İnsanın maddi ve manevi hayatının merkezi kalptir. Maddi yani fiziki hayatın devamı kalbin çalışmasıyla mümkündür. İnsan bu sebeple kalp sıhhatine çok dikkat eder. Kalbe çeşitli sebeplerle aşırı yüklenme vs. olduğunda kalp krizi meydana gelir. İnsan hayatına bile mal olabiliyor, eskilerin tabiriyle sekt-i kalp.
Manevi hayatta ise kalp ve akıl mahall-i imandır.[1] Yani imanın merkezidir. Dikkat çeken bu iki latife insanın hem maddi hem de manevi hayatının merkezidir. Mülk ve melekut, zarf ile mazruf gibi yani.
Manevi yani enfüsi manada “kalb, takva ile seyyiattan temizlenir temizlenmez hemen onun ardında iman ile tezyin edilmiş ve süslendirilmiştir.”[2]

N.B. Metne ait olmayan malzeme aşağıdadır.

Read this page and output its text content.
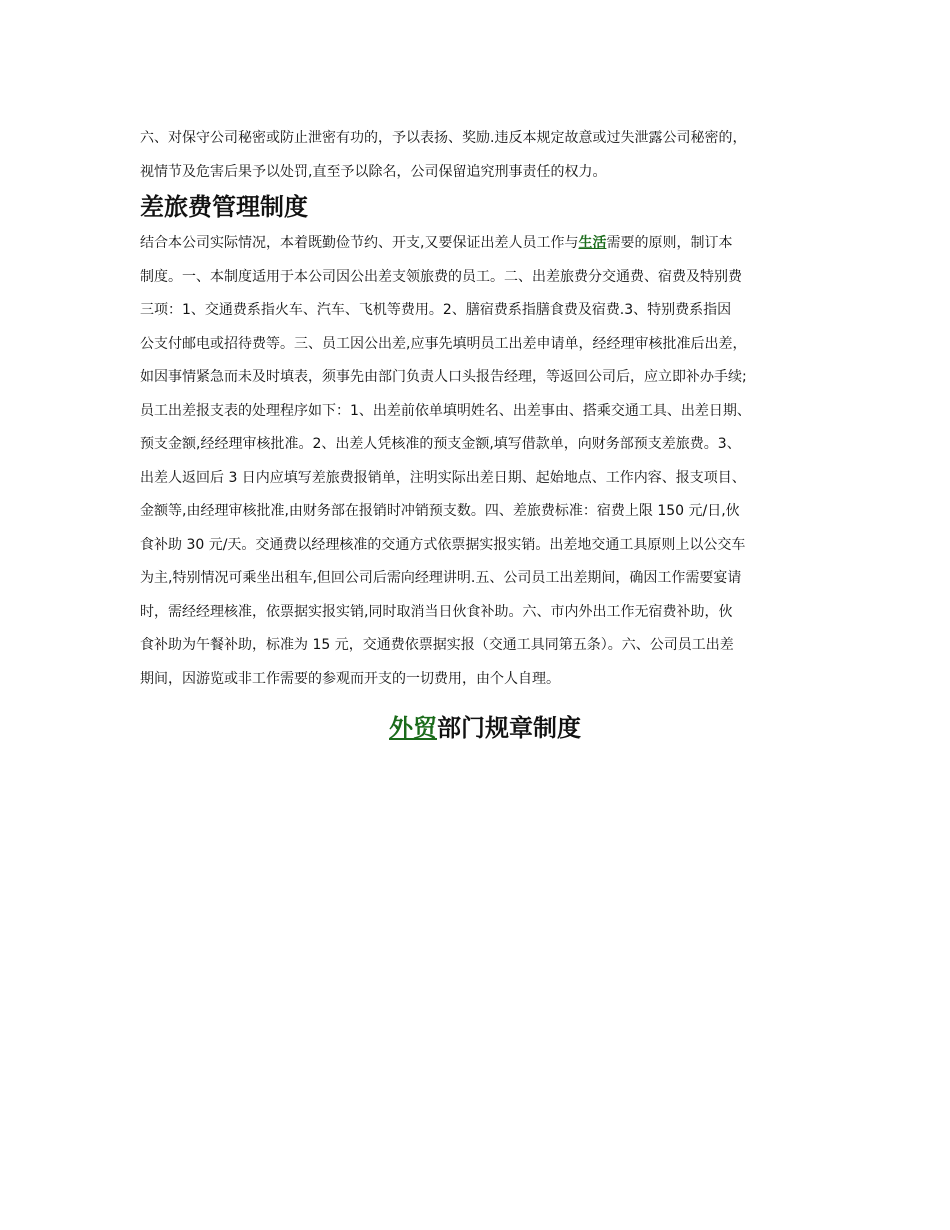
六、对保守公司秘密或防止泄密有功的，予以表扬、奖励.违反本规定故意或过失泄露公司秘密的，
视情节及危害后果予以处罚,直至予以除名，公司保留追究刑事责任的权力。

差旅费管理制度

结合本公司实际情况，本着既勤俭节约、开支,又要保证出差人员工作与生活需要的原则，制订本
制度。一、本制度适用于本公司因公出差支领旅费的员工。二、出差旅费分交通费、宿费及特别费
三项：1、交通费系指火车、汽车、飞机等费用。2、膳宿费系指膳食费及宿费.3、特别费系指因
公支付邮电或招待费等。三、员工因公出差,应事先填明员工出差申请单，经经理审核批准后出差，
如因事情紧急而未及时填表，须事先由部门负责人口头报告经理，等返回公司后，应立即补办手续;
员工出差报支表的处理程序如下：1、出差前依单填明姓名、出差事由、搭乘交通工具、出差日期、
预支金额,经经理审核批准。2、出差人凭核准的预支金额,填写借款单，向财务部预支差旅费。3、
出差人返回后 3 日内应填写差旅费报销单，注明实际出差日期、起始地点、工作内容、报支项目、
金额等,由经理审核批准,由财务部在报销时冲销预支数。四、差旅费标准：宿费上限 150 元/日,伙
食补助 30 元/天。交通费以经理核准的交通方式依票据实报实销。出差地交通工具原则上以公交车
为主,特别情况可乘坐出租车,但回公司后需向经理讲明.五、公司员工出差期间，确因工作需要宴请
时，需经经理核准，依票据实报实销,同时取消当日伙食补助。六、市内外出工作无宿费补助，伙
食补助为午餐补助，标准为 15 元，交通费依票据实报（交通工具同第五条）。六、公司员工出差
期间，因游览或非工作需要的参观而开支的一切费用，由个人自理。

外贸部门规章制度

Manevi hayatın ahirete aktığı her anda merkez olan kalbin durumu çok önemlidir. Çünkü kalp bir süzgeç gibidir. İstisnasız her şey ondan beslenir. Eğer kalp, iman ve niyet açısından sağlamsa yapılan işler ve dünyaya bakış açısı da müstakim olacaktır. Ama iman ve niyet açısından sağlam olmazsa o kalbin altına imza attığı işler de pek itimad edilmez bir durumda olacağını herkes bilir.
İnsan, iman ve takva ile kendini mücehhez edip donatırsa iman nuru ona cezb ve celp olacaktır zaten. Çünkü imanlı bir kalp eğer doğru bir eğitim ve istikamet alırsa fikri ve fiilleri de güzel olacaktır. İman zaten “her şeyi güzel, ünsiyetli gösteren şeffaf, berrak, nuranî bir gözlüktür.”[3] O halde her şeyi güzel görebilmek için insan bu bakış açısına sahip olmaya çalışmalıdır. Aksi taktirde her şeyi ya zıddıyla veya eksik görür.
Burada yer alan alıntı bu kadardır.